Cet essai prend en quelque sorte le contre-pied du débat ancien sur le choix que les dominés sont appelés à faire entre la stratégie de la violence ou bien de la non-violence afin de se révolter contre la domination dont ils sont victimes : un choix qui postule et manifeste la préexistence d'une part d'agentivité à leur disposition. Le point de départ est ici que la domination consiste dans la soustraction d'une telle agentivité, c'est-à-dire dans la situation où le dominant persuade le dominé qu'il se trouve dans l'incapacité à se défendre, par l'instauration d'un système qui « condui[t] certains sujets à s'anéantir comme sujets » (p. 9). On pense à l'esclavagisme, au colonialisme, à la Shoah, au ségrégationnisme et autres racismes systémiques, au sexisme et particulièrement aux viols et aux violences domestiques faites aux femmes, aux violences policières vis-à-vis des racisés. Dans cette perspective, la révolte est logiquement et chronologiquement postérieure à la prise de conscience de soi comme sujet défendable, voire même d'abord « digne de se défendre », au niveau individuel et collectif. Pourtant, au plus profond de l'aliénation et de l'anéantissement du sujet, des mouvements ont souvent existé qui, notamment par la réappropriation du corps avec sa force et résistance physique, ont rusé contre le système de domination : les esclaves désarmés et interdits de regroupement dans les Antilles ont « inventé » des danses et des cérémonies vaudou relevant également des arts martiaux... Le ghetto de Varsovie s'est soulevé dans une révolte suicidaire capable de « réhumaniser » les insurgés... L'histoire des États-Unis a connu (et continue de connaître) la dialectique entre lynchages et Ku Klux Klan d'une part, et Martin Luther King, les Black Panthers et Malcolm X d'autre part. La philosophie contractualiste anglaise n'a cessé de se pencher sur la dialectique entre droit naturel et droit positif, entre état de nature et contrat social : le Deuxième amendement de la Constitution des États-Unis en est la conséquence directe.
Cet essai recense donc le surgissement historique et les théorisations en philosophie politique d'un certain nombre de mouvements d'autodéfense contre le pouvoir institué.
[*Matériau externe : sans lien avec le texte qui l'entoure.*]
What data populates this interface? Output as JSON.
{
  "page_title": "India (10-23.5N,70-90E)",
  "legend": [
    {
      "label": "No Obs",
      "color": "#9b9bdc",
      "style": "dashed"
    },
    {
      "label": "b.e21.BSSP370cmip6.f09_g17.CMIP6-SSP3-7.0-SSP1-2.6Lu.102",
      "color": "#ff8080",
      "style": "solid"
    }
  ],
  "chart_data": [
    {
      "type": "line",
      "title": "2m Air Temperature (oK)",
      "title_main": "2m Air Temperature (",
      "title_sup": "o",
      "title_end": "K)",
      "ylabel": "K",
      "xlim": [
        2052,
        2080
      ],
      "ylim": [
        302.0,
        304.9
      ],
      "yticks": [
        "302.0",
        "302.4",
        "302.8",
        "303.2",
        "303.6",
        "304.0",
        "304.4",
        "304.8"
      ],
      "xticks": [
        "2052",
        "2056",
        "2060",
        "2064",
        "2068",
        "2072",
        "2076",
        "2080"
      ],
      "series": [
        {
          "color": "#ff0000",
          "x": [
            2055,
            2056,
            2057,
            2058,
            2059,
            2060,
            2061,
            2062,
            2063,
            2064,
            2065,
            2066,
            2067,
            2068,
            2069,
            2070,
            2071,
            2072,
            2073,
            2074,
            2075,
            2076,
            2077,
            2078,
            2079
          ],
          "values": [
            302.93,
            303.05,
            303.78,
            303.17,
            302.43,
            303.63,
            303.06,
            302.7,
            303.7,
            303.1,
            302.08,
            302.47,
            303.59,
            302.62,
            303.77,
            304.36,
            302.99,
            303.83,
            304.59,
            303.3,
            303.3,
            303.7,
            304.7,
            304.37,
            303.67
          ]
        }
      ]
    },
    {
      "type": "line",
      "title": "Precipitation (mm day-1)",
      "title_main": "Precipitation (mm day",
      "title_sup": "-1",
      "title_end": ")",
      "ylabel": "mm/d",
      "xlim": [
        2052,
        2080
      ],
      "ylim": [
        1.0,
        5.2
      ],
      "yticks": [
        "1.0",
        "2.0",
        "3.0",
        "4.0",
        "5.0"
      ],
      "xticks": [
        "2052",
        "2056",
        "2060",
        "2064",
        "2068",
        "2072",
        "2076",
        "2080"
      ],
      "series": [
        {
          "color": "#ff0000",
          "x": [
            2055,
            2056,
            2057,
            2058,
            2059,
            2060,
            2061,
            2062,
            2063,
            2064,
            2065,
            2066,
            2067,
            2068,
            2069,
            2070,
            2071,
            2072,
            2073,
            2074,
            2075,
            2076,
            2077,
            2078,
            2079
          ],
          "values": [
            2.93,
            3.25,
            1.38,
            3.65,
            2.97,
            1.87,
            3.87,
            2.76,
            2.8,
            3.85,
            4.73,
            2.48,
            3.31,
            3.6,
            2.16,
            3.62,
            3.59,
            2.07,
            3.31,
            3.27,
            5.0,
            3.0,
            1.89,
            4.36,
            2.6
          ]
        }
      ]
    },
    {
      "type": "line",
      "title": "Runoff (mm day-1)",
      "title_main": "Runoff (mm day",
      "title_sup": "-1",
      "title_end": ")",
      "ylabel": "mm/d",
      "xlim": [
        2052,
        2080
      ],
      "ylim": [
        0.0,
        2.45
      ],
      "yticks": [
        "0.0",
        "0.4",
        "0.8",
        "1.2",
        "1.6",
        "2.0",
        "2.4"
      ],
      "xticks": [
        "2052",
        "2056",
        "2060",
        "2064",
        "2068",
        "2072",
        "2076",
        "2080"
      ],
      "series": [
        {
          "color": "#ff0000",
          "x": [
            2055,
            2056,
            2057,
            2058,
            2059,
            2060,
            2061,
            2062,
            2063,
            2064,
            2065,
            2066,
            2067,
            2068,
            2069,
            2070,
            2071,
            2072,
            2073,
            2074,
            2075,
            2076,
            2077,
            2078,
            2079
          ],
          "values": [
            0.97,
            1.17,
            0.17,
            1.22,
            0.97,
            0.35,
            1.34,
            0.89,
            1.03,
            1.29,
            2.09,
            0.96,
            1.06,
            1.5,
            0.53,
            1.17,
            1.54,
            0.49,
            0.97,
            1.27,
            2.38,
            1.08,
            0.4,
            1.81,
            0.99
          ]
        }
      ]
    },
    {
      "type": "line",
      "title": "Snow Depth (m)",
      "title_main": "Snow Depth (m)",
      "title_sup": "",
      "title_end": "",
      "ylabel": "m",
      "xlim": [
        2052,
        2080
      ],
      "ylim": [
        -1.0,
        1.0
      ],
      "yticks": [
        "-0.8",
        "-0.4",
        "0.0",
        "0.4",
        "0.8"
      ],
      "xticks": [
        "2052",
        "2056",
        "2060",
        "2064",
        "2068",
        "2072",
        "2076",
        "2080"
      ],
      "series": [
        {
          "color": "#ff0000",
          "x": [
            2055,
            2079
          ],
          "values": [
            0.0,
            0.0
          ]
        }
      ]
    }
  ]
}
Transversalement, dans différents contextes depuis la Révolution française, il est question également de revendications féministes et d'autodéfense sécuritaire anti-patriarcale des LGBTQ aux États-Unis, mais il est significatif et désolant que le chap. conclusif, « Répliquer », consacré à l'autodéfense féminine, consiste quasi uniquement dans l'analyse de deux œuvres de l'esprit : le jeu vidéo _Hey Baby !_ créé en 2008 par l'informaticienne américaine d'origine chinoise Suyin Looui, et l'ouvrage « ultra-violent et pornographique » intitulé _Dirty Week-end_ par Helen Zahavi, paru en Angleterre en 1991. Serait-ce à dire que, contrairement au mouvement suffragiste de jadis, le féminisme contemporain de par le monde n'aurait pas (encore) accouché de mouvements ni de techniques d'autodéfense pour la protection contre les violences de genre ?
Cet ouvrage, remarquablement bien sourcé (65 p. de notes de fin d'ouvrage !) et très informatif, n'aborde cependant ni les révolutions ni les guerres civiles ni les guerres d'indépendance nationale : en cela son sous-titre me semble abusif ; est-ce un parti pris que de considérer comme un phénomène de nature fondamentalement distincte et incomparable les formes de violence politique qui aboutissent à un renversement du système de domination ?
Cit. :
1. « […] "Plus tu te défends, plus tu souffres, plus certainement tu meurs". Dans certaines circonstances et pour certains corps, se défendre équivaut à mourir par épuisement de soi : se battre c'est se débattre vainement, c'est être battu.e. Une telle mécanique de l'action malheureuse a des implications en termes de mythologies politiques (quel peut être le destin de nos résistances?), de représentations du monde comme de représentations de soi (que puis-je faire si tout ce que j'initie pour me sauver me conduit à ma perte?). Et c'est probablement l'expérience vécue, non pas tant de sa propre puissance, mais du doute, de l'angoisse et de la peur qu'engendrent ses manquements, ses limites et ses contre-effets, qui apparaît alors comme fondamentale au sens où cette expérience n'est plus tant le fait d'un danger exogène, d'une menace ou d'un ennemi, si terribles soient-ils, que l'effet miroir de sa propre action/réaction, de soi-même. L'originalité de ce type de techniques réside donc dans cet inexorable travail d'incorporation contrainte de la dimension mortifère de la 'puissance du sujet', qui aboutira à sa suspension, seule issue pour se maintenir en vie ; désormais, en même temps qu'elle affirme un mouvement de défense de soi, elle devient une menace, une promesse de mort.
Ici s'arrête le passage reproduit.